Once you've chosen a relationship or couples therapist, there are some specific things you need to focus on in the first appointment.
- You should feel safe and comfortable with the therapist’s behavior and personality. He or she should be warm, welcoming and friendly. He or she shouldn’t make you feel at ease and not stress you out. He or she should be reassuring and confident and help you to improve your relationships and resolves the issues. Plus, a relationship therapist should also be able to explain about his or her work process and what you can expect. The therapists should be capable of answering all of your questions.
- Your relationship therapist apart from helping in resolving your relationship problems; should also help you to move forward. He or she should be compassionate and caring to you and your partner. He or she should be active in trying to help and should have the ability to communicate clearly with the both of you. The therapist should effectively structure and design the sessions so that the two of you feel safe and held. A good therapist will challenge both of you about your contributions or role in the problem without bias. The therapist should take into consideration your cultural upbringing, gender, and religious beliefs before giving out any relationship advice. He or she should be well-aware of problems like depression, anxiety, substance abuse, anger or any kind of illnesses.

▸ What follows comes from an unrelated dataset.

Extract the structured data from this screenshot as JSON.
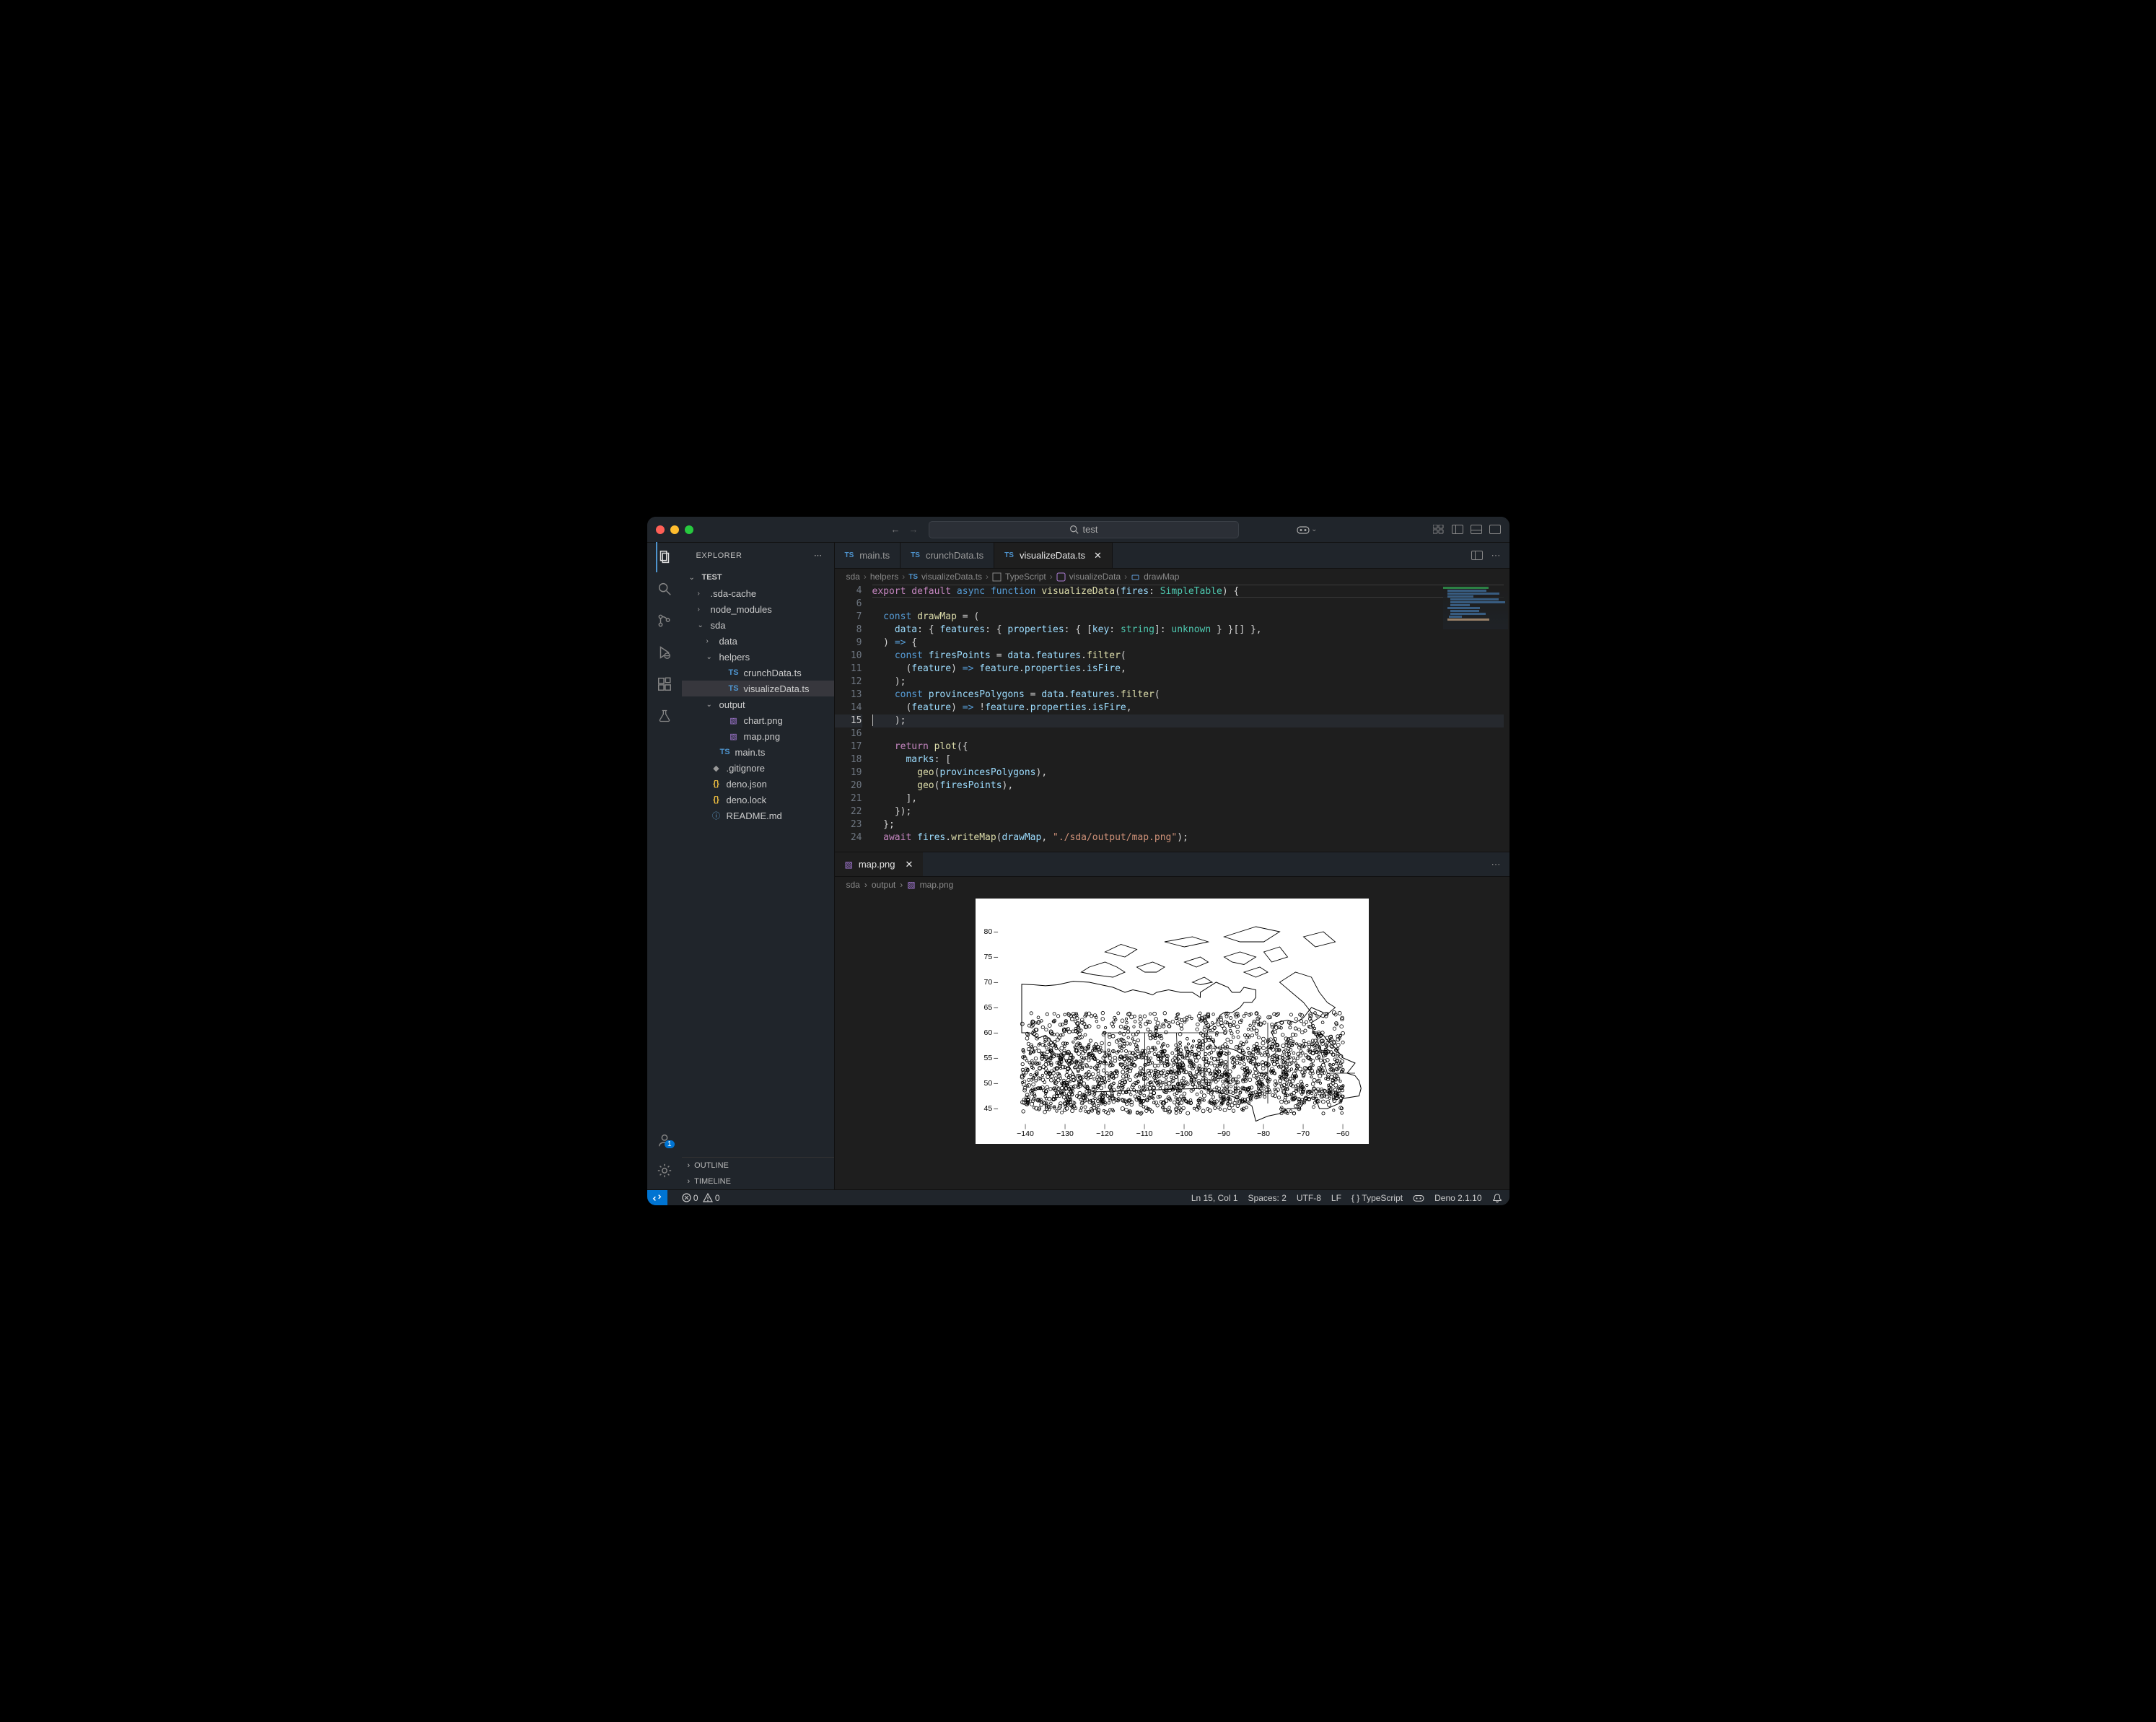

- Bear in mind that relationship therapy is not a quick fix in general. Relationship therapy also doesn’t take as long as individual therapy, and within just 4-6 sessions, it’s expected that you will have a much better understanding of your relationship with your significant other. Within that period you will notice that your communications skills are better than ever which it necessary to experience deeper connection and intimacy with your partner. However, if you see that your relationship is in a much bigger crisis than what you previously anticipated, you and your spouse can opt for longer sessions. And despite expressing your concerns and having all the required sessions, if you still see the difficulties in your relationship, it might be that this relationship therapist is not right for you and you need to for a new one.